Discovering Columbus

October 15th, 2006
Robert Cross, ChicagoTribune

COLUMBUS, Ohio—People might suppose that an Ohio State game at Ohio Stadium—the famed “Horseshoe”—would grind the town to a halt.

Columbus isn’t a town, however; it’s a city big enough to keep its enthusiasms separated, so that even when 100,000-plus fans converge in one area, plenty more thousands of residents go to lots of places somewhere else.

We put Columbus in this series with the Omahas and Toledos mostly because it lacks an American major-league sports franchise: no NBA basketball, no MLB baseball, no NFL football. It does have a National Hockey League team, but the way we parse it, Canadian sports don’t count. And it does have the Columbus Crew soccer team, one indication of the city’s ethnic diversity but no deal breaker.

So here we have Columbus with a population close to 730,000—a city larger, by that measure, than Boston, Cleveland, Las Vegas or Seattle, to name a few examples—ranking 15th in the U.S.

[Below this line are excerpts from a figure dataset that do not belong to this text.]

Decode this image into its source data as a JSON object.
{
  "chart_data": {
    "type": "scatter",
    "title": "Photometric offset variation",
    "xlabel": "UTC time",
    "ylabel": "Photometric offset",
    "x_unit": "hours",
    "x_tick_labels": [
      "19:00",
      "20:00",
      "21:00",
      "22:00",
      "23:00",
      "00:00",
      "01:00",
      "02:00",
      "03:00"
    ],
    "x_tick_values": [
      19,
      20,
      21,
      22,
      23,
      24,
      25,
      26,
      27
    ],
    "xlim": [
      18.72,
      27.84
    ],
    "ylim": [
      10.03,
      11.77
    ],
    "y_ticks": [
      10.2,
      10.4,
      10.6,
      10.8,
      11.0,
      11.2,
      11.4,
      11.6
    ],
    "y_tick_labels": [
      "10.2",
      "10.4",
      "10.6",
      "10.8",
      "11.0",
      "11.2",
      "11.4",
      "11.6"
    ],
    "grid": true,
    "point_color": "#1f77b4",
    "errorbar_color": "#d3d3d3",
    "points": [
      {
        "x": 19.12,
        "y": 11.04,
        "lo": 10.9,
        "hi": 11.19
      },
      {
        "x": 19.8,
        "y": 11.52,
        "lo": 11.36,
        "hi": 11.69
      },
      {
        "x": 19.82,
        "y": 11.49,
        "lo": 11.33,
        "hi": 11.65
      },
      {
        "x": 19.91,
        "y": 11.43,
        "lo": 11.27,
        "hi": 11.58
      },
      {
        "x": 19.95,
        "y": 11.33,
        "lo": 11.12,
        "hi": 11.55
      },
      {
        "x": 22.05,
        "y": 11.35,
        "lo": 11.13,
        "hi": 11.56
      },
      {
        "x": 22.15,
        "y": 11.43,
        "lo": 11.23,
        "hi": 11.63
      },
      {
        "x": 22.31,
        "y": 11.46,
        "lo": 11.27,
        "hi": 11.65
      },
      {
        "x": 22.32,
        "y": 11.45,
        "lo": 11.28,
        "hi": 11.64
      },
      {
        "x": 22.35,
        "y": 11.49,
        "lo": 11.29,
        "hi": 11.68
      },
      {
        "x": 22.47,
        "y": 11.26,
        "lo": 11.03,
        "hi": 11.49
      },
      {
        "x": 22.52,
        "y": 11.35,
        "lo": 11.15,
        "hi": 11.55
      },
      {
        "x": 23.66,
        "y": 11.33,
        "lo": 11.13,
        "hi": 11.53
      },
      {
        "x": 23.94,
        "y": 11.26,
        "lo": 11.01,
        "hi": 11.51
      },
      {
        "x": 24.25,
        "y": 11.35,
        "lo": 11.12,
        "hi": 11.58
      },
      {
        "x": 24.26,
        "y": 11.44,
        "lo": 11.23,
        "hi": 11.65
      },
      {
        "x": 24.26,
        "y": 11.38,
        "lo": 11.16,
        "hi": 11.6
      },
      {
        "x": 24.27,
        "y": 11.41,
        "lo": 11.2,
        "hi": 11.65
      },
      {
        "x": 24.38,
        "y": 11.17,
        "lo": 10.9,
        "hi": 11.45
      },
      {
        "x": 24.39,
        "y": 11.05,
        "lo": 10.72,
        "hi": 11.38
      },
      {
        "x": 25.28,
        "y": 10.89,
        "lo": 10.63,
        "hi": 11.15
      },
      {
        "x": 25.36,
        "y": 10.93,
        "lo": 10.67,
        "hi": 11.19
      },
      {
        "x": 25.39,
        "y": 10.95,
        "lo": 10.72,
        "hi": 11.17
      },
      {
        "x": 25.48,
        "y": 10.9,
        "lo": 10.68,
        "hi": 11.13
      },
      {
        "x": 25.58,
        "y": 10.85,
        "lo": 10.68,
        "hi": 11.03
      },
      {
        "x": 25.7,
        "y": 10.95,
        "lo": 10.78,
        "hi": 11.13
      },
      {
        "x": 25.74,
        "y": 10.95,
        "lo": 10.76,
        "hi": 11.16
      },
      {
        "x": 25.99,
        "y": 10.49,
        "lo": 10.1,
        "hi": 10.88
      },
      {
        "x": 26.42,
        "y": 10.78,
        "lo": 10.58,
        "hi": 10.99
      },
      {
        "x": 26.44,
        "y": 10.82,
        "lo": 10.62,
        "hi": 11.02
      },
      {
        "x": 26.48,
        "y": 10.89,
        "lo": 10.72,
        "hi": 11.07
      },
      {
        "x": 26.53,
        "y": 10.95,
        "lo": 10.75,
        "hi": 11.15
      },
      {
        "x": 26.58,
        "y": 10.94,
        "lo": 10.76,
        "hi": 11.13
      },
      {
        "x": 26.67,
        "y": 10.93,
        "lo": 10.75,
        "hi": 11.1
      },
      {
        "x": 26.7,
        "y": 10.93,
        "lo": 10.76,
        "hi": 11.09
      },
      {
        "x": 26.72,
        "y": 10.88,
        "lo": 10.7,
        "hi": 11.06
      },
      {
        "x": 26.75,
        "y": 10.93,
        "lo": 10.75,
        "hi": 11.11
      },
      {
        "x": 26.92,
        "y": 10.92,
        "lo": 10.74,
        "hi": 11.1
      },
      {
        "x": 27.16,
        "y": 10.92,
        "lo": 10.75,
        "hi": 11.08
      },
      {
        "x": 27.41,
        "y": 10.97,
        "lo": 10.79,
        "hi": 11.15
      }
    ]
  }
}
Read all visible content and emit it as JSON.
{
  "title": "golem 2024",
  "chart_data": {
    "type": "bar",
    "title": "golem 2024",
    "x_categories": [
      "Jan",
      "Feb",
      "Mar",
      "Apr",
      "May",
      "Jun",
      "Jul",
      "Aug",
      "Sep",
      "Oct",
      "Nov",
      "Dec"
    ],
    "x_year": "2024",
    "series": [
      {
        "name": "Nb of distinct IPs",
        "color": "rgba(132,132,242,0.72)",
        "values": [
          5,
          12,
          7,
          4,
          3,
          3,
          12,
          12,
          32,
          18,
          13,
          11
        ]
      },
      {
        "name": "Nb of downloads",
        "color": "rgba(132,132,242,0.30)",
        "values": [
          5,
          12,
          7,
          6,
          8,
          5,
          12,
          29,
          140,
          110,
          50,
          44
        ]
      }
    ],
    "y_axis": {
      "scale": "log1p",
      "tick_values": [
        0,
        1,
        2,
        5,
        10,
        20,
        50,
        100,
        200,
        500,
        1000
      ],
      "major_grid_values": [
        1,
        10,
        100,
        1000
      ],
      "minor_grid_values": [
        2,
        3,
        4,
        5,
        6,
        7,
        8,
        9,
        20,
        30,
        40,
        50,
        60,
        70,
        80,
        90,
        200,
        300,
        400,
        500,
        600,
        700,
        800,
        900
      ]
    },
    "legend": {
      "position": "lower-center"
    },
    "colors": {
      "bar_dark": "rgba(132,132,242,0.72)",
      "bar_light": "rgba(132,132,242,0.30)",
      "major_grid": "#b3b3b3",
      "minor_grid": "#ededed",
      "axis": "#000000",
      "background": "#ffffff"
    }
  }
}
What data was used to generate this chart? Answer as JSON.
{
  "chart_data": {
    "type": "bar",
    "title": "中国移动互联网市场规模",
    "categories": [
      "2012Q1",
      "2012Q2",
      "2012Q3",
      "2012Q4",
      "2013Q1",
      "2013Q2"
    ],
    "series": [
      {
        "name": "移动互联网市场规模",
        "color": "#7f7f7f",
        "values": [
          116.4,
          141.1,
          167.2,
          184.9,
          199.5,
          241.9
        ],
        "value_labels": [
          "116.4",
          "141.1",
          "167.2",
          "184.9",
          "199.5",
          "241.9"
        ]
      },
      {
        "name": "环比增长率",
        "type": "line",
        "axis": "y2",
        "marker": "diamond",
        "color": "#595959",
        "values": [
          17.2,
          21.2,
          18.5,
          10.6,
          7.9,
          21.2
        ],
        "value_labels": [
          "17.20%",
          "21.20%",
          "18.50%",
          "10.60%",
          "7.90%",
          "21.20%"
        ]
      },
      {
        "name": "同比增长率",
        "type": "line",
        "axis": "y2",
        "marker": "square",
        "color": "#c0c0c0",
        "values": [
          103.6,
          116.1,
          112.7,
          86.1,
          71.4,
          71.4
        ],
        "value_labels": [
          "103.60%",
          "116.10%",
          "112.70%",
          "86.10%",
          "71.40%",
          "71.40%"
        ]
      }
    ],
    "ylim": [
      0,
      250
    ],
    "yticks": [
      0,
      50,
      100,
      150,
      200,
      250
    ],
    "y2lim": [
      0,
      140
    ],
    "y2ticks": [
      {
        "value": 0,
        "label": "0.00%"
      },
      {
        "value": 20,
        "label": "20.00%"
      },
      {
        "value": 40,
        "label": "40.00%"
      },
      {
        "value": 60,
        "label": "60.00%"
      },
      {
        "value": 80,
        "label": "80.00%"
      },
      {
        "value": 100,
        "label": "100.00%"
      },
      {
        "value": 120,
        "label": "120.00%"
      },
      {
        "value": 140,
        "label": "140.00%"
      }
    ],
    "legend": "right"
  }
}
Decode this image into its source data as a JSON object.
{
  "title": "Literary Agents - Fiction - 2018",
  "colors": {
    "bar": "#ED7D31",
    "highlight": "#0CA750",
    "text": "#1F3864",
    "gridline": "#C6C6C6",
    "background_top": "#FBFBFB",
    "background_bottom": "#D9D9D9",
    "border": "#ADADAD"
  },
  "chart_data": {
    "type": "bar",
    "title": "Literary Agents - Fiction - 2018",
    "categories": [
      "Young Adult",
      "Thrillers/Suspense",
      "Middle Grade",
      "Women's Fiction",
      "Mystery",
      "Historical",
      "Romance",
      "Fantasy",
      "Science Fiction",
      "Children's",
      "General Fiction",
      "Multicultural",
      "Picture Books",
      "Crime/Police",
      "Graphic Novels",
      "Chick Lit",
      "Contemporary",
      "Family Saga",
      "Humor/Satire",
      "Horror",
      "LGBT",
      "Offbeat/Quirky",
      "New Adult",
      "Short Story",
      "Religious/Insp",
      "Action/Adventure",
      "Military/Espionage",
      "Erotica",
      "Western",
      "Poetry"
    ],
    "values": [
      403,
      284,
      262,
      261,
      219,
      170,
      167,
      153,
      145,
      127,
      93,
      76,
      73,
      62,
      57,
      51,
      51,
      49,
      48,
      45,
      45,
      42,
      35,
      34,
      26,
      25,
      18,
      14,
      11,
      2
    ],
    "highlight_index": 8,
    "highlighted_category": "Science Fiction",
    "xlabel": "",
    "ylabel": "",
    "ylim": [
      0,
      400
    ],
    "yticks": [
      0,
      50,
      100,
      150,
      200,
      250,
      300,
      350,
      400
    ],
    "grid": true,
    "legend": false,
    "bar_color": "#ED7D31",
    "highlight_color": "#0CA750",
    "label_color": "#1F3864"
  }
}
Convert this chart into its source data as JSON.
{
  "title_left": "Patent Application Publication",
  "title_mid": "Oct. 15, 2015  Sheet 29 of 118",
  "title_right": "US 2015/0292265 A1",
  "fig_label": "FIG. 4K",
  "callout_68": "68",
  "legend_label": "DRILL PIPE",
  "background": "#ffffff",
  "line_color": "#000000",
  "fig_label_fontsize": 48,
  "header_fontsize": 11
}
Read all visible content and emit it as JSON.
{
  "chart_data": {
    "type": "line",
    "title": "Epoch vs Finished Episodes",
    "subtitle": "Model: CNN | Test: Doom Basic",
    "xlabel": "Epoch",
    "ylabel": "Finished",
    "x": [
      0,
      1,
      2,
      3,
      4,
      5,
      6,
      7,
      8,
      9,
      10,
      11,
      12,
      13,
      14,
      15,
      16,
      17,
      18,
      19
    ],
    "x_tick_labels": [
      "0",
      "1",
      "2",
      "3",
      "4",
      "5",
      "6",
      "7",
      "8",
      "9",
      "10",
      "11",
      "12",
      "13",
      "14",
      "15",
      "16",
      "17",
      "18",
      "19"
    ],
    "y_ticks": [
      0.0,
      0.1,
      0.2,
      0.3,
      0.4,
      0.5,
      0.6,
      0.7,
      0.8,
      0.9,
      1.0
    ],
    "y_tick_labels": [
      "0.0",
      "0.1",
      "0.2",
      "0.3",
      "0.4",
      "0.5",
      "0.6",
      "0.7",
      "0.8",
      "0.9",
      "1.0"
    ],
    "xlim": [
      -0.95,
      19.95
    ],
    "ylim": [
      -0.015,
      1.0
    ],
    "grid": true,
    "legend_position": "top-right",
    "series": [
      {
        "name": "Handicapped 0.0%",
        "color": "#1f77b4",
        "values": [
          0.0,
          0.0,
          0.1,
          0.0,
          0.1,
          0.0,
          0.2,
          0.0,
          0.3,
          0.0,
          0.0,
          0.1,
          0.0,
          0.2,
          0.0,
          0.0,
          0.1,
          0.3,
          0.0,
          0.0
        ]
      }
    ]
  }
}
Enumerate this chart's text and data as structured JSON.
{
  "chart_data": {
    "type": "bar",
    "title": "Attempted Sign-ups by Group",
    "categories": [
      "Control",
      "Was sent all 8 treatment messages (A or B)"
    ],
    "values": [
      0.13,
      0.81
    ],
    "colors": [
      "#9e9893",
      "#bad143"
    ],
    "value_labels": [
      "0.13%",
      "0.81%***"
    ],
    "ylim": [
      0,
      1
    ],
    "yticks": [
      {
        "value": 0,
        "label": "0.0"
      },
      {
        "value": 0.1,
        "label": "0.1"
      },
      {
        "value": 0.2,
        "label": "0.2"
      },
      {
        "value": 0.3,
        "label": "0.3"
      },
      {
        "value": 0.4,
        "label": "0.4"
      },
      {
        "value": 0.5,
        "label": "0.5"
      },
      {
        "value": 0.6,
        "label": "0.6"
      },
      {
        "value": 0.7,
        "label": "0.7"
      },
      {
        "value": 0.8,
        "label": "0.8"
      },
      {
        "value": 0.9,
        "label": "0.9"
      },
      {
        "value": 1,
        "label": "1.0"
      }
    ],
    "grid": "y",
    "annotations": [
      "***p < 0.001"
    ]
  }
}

And yet…the Cubs, Sox, Bulls and Bears can’t play a Columbus home team. And yet…the Chicago Tribune stylebook insists we say “Columbus, Ohio” in the dateline, while smaller cities, such as Des Moines and Akron, are considered so well known they can stand by themselves.

Of course, a lot of American towns bear the name Columbus—usually as a nod to Chris, who never set foot in any of them. The city grew so large partly because of an annexation binge that began in the 1990s. One result is that the most visitor-visible parts appear fresh and untroubled. Downtown glistens with clean-cut office buildings, a handsome statehouse and an impressive main library edifice. The Easton Town Center shopping complex out near the airport looks as pristine as Disney World. The Center of Science and Industry (COSI) on the Scioto River has grown into a space-age tubular structure for its array of hands-on wonders. That zoo made so famous by frequent talk-show guest Jack Hanna has gotten all leafy and naturalistic. (Hanna may be graying, but he still puts on a lively show, whether at the Columbus Zoo outdoor pavilion or on late-night TV.)